METHODS: Case analysis with PubMed literature review.


RESULTS: A 75-year-old male with a 13-year history of progressive AD, asymptomatic bipolar disorder, chronic kidney disease, hypertension, hyperlipidemia, and benign prostatic hypertrophy presented to the ED with recurrent/escalating violence toward his wife, whom he considered an impostor. His psychotropic regimen included potentially inappropriate medications (PIMs) for geriatric/AD patients—topiramate/amitriptyline/ chlordiazepoxide/olanzapine—that are associated with delirium, cognitive decline, dementia, and mortality.

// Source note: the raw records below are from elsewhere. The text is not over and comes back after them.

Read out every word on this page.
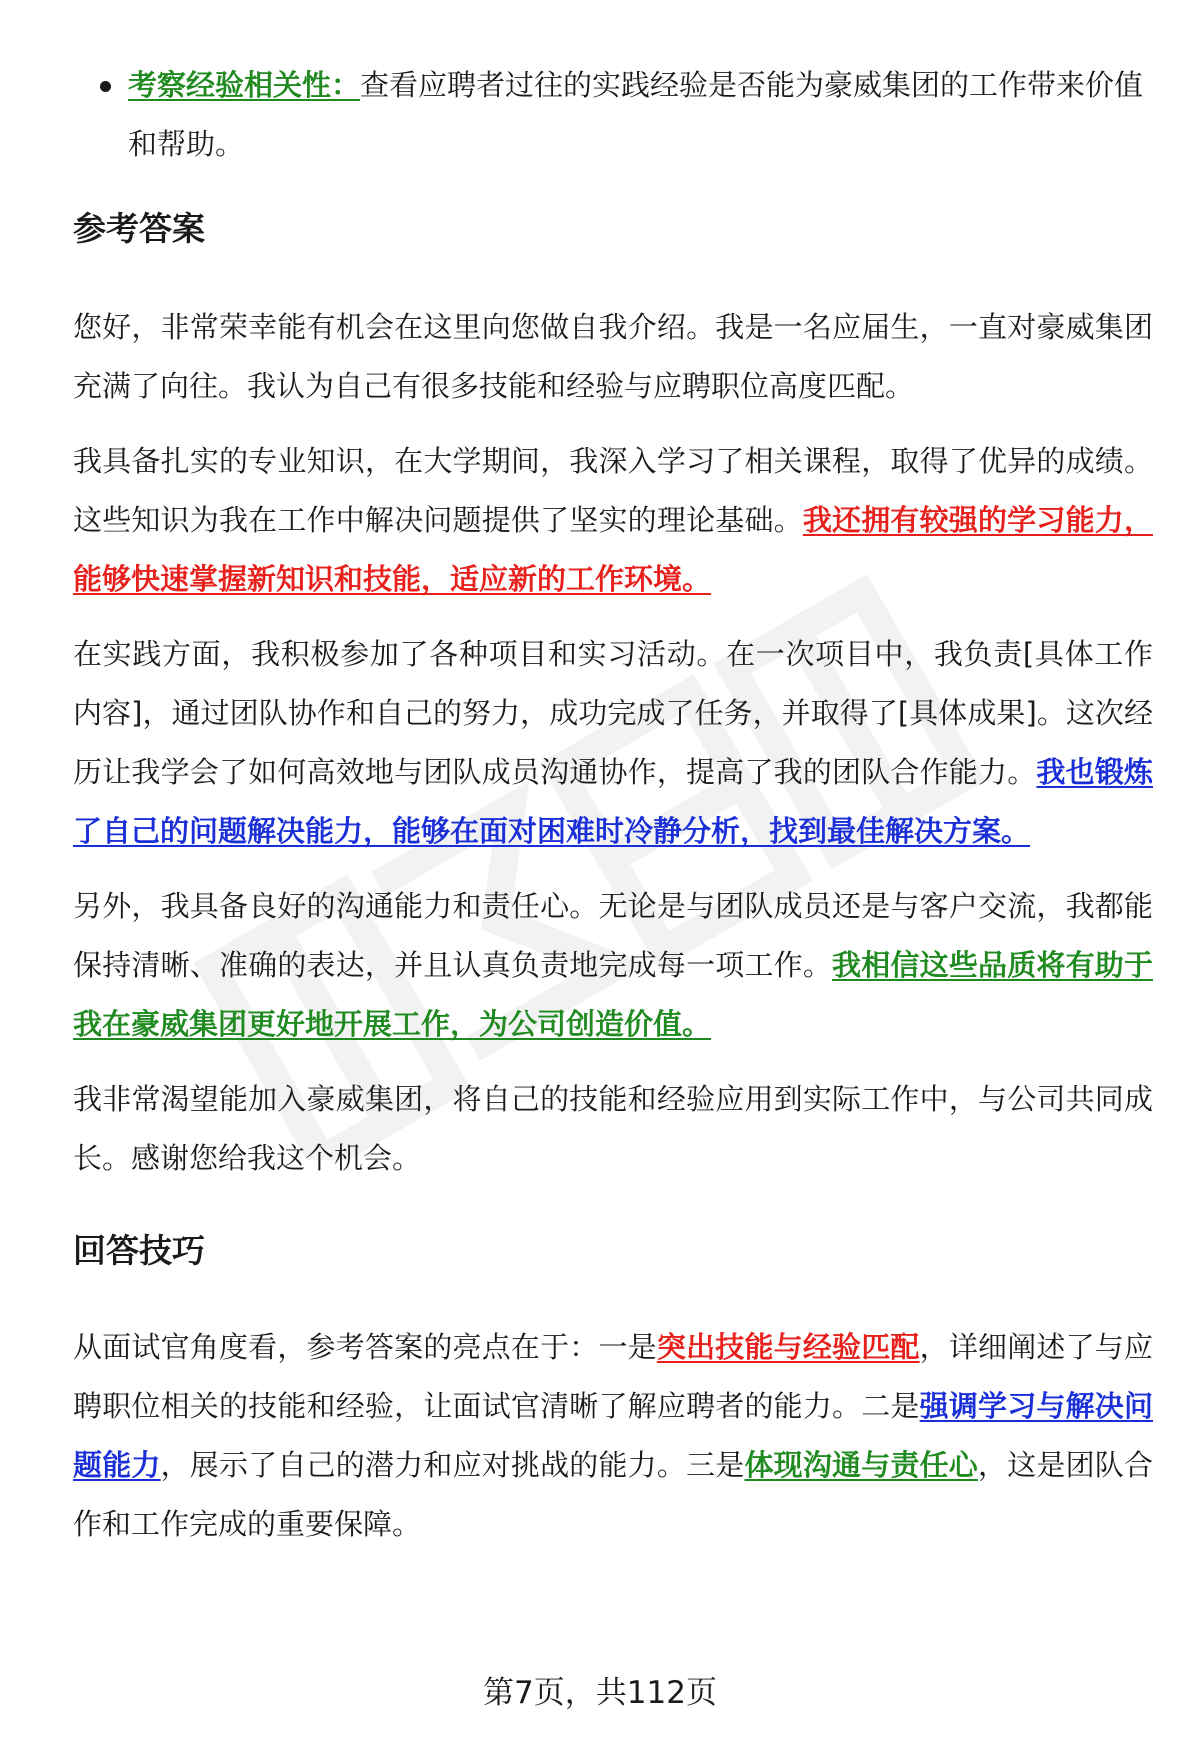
考察经验相关性：查看应聘者过往的实践经验是否能为豪威集团的工作带来价值和帮助。
参考答案

您好，非常荣幸能有机会在这里向您做自我介绍。我是一名应届生，一直对豪威集团充满了向往。我认为自己有很多技能和经验与应聘职位高度匹配。

我具备扎实的专业知识，在大学期间，我深入学习了相关课程，取得了优异的成绩。这些知识为我在工作中解决问题提供了坚实的理论基础。我还拥有较强的学习能力，能够快速掌握新知识和技能，适应新的工作环境。

在实践方面，我积极参加了各种项目和实习活动。在一次项目中，我负责[具体工作内容]，通过团队协作和自己的努力，成功完成了任务，并取得了[具体成果]。这次经历让我学会了如何高效地与团队成员沟通协作，提高了我的团队合作能力。我也锻炼了自己的问题解决能力，能够在面对困难时冷静分析，找到最佳解决方案。

另外，我具备良好的沟通能力和责任心。无论是与团队成员还是与客户交流，我都能保持清晰、准确的表达，并且认真负责地完成每一项工作。我相信这些品质将有助于我在豪威集团更好地开展工作，为公司创造价值。

我非常渴望能加入豪威集团，将自己的技能和经验应用到实际工作中，与公司共同成长。感谢您给我这个机会。

回答技巧

从面试官角度看，参考答案的亮点在于：一是突出技能与经验匹配，详细阐述了与应聘职位相关的技能和经验，让面试官清晰了解应聘者的能力。二是强调学习与解决问题能力，展示了自己的潜力和应对挑战的能力。三是体现沟通与责任心，这是团队合作和工作完成的重要保障。

第7页，共112页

Renal dosing for topiramate, reduction in PIMs/anticholinergic burden, and substituting haloperidol for olanzapine resolved his violent behavior and CD.


CONCLUSIONS: CD in AD is a risk factor for violent behavior. As the geriatric population in the United States grows, CD in patients with AD may present more frequently in the ED, requiring proper treatment. Pharmacovigilance is necessary to minimize PIMs in geriatric/AD patients. Clinicians and other caregivers require further education to appropriately address CD in AD.